Episodi recenti e contesto urbano
Va ricordato a questo proposito un episodio avvenuto nel mese di dicembre, quando un bar di Kreuzberg era stato colpito dal lancio di una granata e la polizia aveva avviato indagini per sospette dinamiche legate al pizzo.
Questi fatti non sono ormai più letti come episodi isolati, ma come parte di una dinamica che coinvolge l’intero settore degli esercizi commerciali sul territorio e in cui l’intimidazione è uno strumento sistematico finalizzato all’estorsione.
Reclutamento dall’estero e bersagli mirati
Alla base di questa escalation vengono indicati diversi fattori, tra cui i conflitti tra clan, il traffico di stupefacenti e le succitate pratiche estorsive legate al cosiddetto pizzo. Secondo quanto emerso, inoltre, la criminalità organizzata si avvarrebbe spesso di manodopera proveniente dall’estero, facendo leva su reti e collegamenti internazionali consolidati e funzionali alle attività illecite.

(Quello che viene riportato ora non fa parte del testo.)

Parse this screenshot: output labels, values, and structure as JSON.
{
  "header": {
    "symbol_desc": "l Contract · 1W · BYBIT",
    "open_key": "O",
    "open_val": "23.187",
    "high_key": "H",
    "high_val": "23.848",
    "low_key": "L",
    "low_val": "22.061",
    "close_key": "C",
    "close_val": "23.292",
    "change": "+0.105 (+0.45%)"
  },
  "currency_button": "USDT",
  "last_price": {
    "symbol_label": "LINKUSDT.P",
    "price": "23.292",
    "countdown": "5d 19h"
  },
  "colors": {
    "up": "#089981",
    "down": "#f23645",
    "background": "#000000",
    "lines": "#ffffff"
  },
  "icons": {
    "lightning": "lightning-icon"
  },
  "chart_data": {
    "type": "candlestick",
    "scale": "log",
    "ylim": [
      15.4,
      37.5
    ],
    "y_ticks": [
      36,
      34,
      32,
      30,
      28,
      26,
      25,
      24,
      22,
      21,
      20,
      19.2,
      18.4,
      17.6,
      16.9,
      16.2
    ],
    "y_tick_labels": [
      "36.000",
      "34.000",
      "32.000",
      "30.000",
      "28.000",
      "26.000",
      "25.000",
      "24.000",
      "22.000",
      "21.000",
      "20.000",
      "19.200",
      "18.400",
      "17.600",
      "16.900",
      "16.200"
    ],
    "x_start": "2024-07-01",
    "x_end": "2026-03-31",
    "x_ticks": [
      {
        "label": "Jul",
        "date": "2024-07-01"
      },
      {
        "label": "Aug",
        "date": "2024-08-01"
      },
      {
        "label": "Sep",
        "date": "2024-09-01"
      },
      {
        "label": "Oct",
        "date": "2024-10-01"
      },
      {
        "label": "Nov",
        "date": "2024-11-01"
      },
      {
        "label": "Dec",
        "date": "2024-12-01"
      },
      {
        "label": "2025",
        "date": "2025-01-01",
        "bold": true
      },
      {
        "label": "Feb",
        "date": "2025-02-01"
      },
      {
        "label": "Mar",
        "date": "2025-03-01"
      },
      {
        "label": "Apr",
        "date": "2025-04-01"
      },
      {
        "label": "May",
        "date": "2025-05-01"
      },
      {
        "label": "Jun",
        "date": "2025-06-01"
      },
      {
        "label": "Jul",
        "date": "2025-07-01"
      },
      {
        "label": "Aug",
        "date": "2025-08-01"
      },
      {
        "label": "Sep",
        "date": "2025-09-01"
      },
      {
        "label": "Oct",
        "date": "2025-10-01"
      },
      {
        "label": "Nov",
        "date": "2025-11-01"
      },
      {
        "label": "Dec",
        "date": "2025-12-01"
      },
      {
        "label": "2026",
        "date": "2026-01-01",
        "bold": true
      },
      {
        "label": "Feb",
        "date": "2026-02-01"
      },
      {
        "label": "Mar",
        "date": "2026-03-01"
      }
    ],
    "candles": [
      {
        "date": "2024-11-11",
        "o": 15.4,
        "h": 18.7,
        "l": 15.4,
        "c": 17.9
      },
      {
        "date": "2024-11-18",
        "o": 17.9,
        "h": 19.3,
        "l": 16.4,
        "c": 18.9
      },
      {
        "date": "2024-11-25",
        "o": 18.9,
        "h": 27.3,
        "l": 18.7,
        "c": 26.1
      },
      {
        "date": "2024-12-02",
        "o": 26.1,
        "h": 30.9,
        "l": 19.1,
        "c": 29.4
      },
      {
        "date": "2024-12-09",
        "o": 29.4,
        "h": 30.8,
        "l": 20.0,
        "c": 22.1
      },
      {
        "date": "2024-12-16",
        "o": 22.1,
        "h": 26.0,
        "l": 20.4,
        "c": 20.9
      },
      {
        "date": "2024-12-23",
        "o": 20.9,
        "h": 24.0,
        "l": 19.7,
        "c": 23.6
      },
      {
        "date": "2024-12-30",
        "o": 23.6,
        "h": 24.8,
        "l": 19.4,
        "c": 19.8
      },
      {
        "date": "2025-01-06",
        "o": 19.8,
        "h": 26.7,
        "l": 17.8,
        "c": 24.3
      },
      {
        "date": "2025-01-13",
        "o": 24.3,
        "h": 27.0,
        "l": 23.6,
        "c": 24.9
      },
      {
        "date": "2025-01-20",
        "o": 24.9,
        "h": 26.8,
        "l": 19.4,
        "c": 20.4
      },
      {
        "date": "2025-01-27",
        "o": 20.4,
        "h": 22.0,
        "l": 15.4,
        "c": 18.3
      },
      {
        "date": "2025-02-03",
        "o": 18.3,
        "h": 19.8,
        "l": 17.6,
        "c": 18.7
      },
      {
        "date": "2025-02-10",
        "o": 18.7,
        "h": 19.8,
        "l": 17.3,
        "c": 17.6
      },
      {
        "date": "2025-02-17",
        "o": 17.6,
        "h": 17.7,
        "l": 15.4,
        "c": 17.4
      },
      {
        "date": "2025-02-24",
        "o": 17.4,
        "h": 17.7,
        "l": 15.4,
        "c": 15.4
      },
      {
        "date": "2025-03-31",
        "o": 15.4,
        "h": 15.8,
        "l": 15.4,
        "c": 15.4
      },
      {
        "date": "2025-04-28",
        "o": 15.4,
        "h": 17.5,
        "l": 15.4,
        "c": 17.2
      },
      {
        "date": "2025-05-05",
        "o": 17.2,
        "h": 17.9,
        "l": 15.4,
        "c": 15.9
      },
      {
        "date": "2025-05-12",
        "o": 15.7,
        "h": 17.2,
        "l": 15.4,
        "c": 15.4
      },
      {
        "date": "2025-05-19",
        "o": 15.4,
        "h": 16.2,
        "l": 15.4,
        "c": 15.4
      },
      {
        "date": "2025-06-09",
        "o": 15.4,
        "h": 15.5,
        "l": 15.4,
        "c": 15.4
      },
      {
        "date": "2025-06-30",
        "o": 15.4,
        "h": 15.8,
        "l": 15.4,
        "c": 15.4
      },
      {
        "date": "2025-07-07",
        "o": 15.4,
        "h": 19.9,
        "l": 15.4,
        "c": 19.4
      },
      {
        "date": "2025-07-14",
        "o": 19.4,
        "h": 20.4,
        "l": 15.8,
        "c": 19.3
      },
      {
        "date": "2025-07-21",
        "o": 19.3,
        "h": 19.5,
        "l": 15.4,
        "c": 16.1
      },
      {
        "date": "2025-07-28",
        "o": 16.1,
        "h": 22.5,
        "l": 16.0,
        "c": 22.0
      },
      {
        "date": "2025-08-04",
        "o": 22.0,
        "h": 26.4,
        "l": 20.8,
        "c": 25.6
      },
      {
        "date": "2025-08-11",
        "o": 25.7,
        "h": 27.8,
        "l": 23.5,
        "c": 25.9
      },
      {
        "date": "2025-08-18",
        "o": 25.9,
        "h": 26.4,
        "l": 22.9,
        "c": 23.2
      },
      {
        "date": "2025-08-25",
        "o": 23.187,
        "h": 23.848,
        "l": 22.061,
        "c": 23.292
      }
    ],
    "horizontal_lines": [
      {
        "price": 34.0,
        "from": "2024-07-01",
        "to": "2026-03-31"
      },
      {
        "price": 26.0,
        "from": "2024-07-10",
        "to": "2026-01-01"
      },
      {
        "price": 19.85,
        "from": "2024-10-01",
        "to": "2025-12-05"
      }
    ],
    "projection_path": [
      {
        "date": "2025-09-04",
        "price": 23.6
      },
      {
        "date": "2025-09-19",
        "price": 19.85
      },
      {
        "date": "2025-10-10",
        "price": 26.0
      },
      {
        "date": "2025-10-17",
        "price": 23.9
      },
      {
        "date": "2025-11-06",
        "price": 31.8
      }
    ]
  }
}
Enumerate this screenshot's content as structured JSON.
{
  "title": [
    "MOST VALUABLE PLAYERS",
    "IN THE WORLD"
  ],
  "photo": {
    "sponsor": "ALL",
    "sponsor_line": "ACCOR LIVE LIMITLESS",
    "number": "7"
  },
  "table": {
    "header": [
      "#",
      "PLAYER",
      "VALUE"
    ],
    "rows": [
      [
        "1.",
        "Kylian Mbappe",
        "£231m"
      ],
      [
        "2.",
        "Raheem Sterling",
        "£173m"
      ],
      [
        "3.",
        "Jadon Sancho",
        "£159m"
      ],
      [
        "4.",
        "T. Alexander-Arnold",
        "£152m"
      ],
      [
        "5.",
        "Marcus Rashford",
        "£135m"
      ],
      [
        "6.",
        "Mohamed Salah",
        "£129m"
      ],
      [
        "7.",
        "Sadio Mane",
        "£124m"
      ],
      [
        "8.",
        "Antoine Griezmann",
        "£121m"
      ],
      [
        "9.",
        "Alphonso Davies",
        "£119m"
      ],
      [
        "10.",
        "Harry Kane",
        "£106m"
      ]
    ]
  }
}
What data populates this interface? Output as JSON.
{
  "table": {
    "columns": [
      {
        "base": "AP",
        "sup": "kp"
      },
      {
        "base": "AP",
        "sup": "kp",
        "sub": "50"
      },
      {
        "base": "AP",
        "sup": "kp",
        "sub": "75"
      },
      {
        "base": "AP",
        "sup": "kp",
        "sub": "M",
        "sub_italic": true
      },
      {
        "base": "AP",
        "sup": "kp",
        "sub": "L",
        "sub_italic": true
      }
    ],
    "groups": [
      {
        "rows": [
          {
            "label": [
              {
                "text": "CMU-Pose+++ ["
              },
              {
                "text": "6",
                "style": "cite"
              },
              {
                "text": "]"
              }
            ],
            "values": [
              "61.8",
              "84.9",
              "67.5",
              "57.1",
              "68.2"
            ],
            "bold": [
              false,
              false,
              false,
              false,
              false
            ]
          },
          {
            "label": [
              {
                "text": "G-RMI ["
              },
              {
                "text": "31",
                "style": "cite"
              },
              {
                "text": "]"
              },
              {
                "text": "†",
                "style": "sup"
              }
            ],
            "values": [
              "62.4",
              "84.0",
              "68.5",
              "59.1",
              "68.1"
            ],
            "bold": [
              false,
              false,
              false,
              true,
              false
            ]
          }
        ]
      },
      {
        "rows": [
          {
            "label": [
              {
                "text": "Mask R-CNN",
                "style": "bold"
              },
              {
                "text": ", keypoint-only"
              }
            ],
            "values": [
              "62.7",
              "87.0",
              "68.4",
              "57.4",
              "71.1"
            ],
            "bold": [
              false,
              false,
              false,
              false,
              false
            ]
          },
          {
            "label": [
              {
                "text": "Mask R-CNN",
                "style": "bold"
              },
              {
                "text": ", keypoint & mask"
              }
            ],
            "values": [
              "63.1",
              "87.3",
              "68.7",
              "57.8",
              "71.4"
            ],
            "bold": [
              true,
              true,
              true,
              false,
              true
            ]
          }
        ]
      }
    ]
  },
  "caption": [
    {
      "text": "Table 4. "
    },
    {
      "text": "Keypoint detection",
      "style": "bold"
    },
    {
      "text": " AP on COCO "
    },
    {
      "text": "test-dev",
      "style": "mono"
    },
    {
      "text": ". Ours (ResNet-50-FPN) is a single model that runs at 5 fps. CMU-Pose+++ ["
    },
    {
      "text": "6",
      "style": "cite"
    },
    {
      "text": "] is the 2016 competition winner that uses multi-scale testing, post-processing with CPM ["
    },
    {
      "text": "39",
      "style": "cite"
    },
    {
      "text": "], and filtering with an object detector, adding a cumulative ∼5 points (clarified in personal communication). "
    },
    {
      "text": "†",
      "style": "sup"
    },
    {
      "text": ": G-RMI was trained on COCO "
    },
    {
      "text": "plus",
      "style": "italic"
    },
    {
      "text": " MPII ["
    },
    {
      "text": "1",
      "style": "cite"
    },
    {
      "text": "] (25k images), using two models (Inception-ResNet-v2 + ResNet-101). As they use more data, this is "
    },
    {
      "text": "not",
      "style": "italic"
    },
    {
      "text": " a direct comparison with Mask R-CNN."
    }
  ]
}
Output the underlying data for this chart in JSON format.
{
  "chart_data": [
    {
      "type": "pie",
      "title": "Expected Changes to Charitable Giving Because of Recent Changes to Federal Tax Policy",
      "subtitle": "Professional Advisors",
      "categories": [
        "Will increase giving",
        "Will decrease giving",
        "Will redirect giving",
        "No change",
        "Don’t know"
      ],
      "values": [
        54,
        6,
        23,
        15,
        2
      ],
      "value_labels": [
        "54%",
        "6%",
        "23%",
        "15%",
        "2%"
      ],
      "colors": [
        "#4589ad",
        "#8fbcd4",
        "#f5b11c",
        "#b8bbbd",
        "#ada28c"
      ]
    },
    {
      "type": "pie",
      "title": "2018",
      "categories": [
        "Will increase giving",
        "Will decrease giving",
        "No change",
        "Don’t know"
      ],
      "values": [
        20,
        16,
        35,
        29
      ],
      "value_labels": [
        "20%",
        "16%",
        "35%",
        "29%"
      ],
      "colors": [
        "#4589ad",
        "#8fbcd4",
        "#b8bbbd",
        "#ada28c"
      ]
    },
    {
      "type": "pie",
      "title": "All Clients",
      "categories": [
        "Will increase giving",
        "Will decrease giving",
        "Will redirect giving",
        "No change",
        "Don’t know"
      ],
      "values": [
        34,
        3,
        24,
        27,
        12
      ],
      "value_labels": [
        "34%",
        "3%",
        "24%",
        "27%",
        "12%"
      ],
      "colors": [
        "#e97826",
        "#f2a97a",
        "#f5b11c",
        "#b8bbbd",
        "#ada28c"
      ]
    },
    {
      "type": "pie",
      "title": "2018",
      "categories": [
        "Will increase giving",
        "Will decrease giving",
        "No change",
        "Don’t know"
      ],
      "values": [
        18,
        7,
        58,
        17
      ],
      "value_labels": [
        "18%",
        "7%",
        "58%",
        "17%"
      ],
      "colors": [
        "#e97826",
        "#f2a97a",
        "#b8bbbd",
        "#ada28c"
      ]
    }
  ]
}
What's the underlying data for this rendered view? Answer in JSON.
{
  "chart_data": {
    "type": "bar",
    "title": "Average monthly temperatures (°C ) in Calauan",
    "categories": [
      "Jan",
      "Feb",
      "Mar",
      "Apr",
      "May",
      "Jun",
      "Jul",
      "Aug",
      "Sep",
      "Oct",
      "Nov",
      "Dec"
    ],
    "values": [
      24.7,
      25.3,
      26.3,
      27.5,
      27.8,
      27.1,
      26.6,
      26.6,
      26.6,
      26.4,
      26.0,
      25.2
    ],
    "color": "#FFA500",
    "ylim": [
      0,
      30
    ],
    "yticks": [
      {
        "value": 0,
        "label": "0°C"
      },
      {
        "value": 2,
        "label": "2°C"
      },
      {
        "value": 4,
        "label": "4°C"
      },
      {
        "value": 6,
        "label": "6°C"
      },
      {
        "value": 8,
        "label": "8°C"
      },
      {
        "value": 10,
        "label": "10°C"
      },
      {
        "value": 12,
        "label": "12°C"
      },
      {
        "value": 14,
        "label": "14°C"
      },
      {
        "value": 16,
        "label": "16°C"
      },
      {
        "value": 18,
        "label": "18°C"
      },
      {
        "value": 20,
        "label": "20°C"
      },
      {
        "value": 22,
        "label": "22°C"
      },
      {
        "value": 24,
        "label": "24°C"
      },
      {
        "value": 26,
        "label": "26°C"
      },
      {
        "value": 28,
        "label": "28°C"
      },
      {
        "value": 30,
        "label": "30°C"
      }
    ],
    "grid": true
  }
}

Questa dimensione transnazionale consente infatti alle organizzazioni di riorganizzarsi rapidamente e di ridurre l’esposizione diretta dei gruppi locali, delegando alcune azioni a soggetti esterni. A giovani uomini stranieri verrebbero affidate, per l’appunto, minacce violente ed estorsioni, perpetrate, per lo più, ai danni di connazionali.
Le risposte investigative in atto
Di fronte a questo scenario, le forze dell’ordine hanno avviato un rafforzamento delle attività di contrasto. Dallo scorso novembre è infatti operativo un gruppo investigativo speciale dedicato alla criminalità organizzata, con il compito di coordinare indagini mirate e affrontare fenomeni che, per struttura e modalità, richiedono un approccio specifico.
L’obiettivo dichiarato resta quello di contenere una minaccia che, pur cambiando forma, continua a incidere sulla sicurezza urbana e sul tessuto economico della città.